Kevin Guidry

No. 37, 27
- Position: Defensive back

Personal information
- Born: May 16, 1964 (age 62) Lake Charles, Louisiana, U.S.
- Listed height: 6 ft 0 in (1.83 m)
- Listed weight: 176 lb (80 kg)

Career information
- High school: Lake Charles
- College: LSU
- NFL draft: 1988: 3rd round, 79th overall pick

Career history
- Denver Broncos (1988); Phoenix Cardinals (1989); Atlanta Falcons (1990)*; Tampa Bay Storm (1991); Orlando Thunder (1992);
- * Offseason or practice squad member only

Awards and highlights
- ArenaBowl champion (1991);
- Stats at Pro Football Reference

= Kevin Guidry =

American football player (born 1964)

Kevin Dale Guidry (born May 16, 1964) is an American former professional football player who was a defensive back in the National Football League (NFL).
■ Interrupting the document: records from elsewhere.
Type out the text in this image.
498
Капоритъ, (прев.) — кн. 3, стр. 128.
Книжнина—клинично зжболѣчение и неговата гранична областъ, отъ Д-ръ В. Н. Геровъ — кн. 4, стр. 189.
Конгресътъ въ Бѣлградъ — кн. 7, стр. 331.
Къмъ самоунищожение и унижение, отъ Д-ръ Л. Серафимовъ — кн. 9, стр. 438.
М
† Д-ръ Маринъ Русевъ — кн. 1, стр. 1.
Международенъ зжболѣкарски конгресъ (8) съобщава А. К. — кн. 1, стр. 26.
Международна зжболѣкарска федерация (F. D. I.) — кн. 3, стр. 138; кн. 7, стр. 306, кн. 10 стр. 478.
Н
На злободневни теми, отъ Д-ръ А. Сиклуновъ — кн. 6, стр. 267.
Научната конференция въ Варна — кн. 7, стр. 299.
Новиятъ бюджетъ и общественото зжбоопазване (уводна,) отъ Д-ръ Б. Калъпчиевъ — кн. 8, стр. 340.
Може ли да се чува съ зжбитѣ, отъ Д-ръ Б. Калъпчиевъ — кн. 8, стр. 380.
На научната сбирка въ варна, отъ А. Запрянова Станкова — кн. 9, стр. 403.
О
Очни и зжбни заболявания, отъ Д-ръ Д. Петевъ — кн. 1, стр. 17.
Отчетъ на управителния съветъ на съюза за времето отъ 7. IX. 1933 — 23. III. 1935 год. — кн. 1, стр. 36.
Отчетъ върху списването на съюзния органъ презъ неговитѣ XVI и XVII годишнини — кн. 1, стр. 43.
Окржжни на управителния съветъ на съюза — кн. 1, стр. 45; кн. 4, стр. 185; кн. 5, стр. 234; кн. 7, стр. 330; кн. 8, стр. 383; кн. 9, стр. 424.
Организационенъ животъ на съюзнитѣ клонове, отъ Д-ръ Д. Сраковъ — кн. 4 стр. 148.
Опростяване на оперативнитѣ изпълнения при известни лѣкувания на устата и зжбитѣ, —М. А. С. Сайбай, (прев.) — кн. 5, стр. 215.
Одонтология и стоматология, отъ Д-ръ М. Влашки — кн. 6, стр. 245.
He played college football for the LSU Tigers and was selected by and played for the Denver Broncos in 1988 and for the Phoenix Cardinals in 1989. He moved into public office in 2004, when he was first elected to the Calcasieu Parish Police Jury, serving as Vice-President in 2008 and President in 2010. He ran as a Democratic Party nominee for the Louisiana House of Representatives in 2019 as a representative for District 34, but lost to fellow Democrat Wilford Carter.